While we can all chuckle at some A-lister’s latest faux pas, what about the kind of errors on the international stage that have repercussions that resonate well into the future and damage the lives of countless people? The 20/20 vision afforded by hindsight tells us that Tony Blair’s biggest mistake was to support President Bush against the independent advice from the UN weapons inspectors and go to war on Iraq. Chamberlain’s biggest mistake in 1938 was to believe Hitler and return to the UK claiming he had made “peace with honour”. Again with the benefit of hindsight, it is extraordinary to note that at the time Chamberlain was hailed a hero by the countries facing the possibility of war with Germany. In Strasbourg the Avenue de la Paix was renamed overnight the Avenue Neville Chamberlain. The Prime Minister of Egypt, Mahmond Pasha, sent a telegram to the Prime Minister saying: “Your name will go down in history as a statesman who saved civilisation from destruction.”
I am no historian, but let’s not forget that this ‘historic agreement’ was predicated on the division of Czechoslovakia and the appropriation of the Sudetenland by Germany. The area did indeed have an ethnic German population, and Hitler’s rationale for its annexation was alleged privation being suffered by its inhabitants. The trouble was that after the war, a newly liberated Czechoslovakia forcibly kicked out all the ethnic Germans from the region.
I have a German friend, Hedwig,* who was five years old in 1945 and living in the Sudetenland. Czech officials appeared on their doorstep and gave her mother half an hour to leave the family home. She bundled her two younger children into the pram and loaded it with whatever possessions she could grab.

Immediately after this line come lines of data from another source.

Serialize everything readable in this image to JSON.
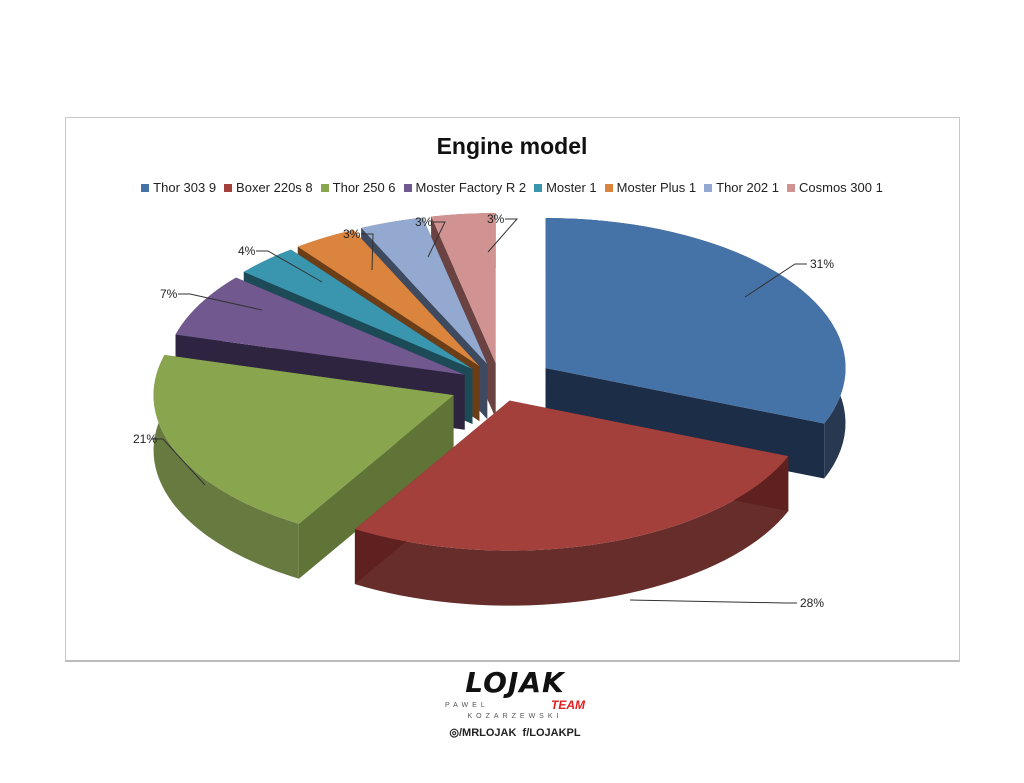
{
  "chart_data": {
    "type": "pie",
    "style": "3d-exploded",
    "title": "Engine model",
    "legend_position": "top",
    "slices": [
      {
        "name": "Thor 303 9",
        "value": 9,
        "label": "31%",
        "color": "#4572a7",
        "side": "#1c2d47"
      },
      {
        "name": "Boxer 220s 8",
        "value": 8,
        "label": "28%",
        "color": "#a4403c",
        "side": "#5e2220"
      },
      {
        "name": "Thor 250 6",
        "value": 6,
        "label": "21%",
        "color": "#89a54e",
        "side": "#5f7436"
      },
      {
        "name": "Moster Factory R 2",
        "value": 2,
        "label": "7%",
        "color": "#71588f",
        "side": "#2e2440"
      },
      {
        "name": "Moster 1",
        "value": 1,
        "label": "4%",
        "color": "#3a96ae",
        "side": "#1c4a56"
      },
      {
        "name": "Moster Plus 1",
        "value": 1,
        "label": "3%",
        "color": "#db843d",
        "side": "#6b3e18"
      },
      {
        "name": "Thor 202 1",
        "value": 1,
        "label": "3%",
        "color": "#93a9cf",
        "side": "#3e4a60"
      },
      {
        "name": "Cosmos 300 1",
        "value": 1,
        "label": "3%",
        "color": "#d19392",
        "side": "#6a4242"
      }
    ]
  },
  "footer": {
    "logo_text": "LOJAK",
    "logo_team": "TEAM",
    "logo_name_1": "PAWEL",
    "logo_name_2": "KOZARZEWSKI",
    "instagram": "◎/MRLOJAK",
    "facebook": "f/LOJAKPL"
  }
}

Hedwig clung to the side of the pram as they were herded off to the station, where they boarded trains back to distant relatives in Germany. Their father had been killed at the Front, having been conscripted to fight for a country whose ethos and activities he loathed. On the way back the train was stopped by Russian soldiers. Hedwig’s mother was one of the young women ordered off the train by the soldiers and flung back on a few hours later. She subsequently committed suicide.
That’s the thing about mistakes: it is frequently someone else who pays the price, and it seems to be the politicians who routinely get off scot-free.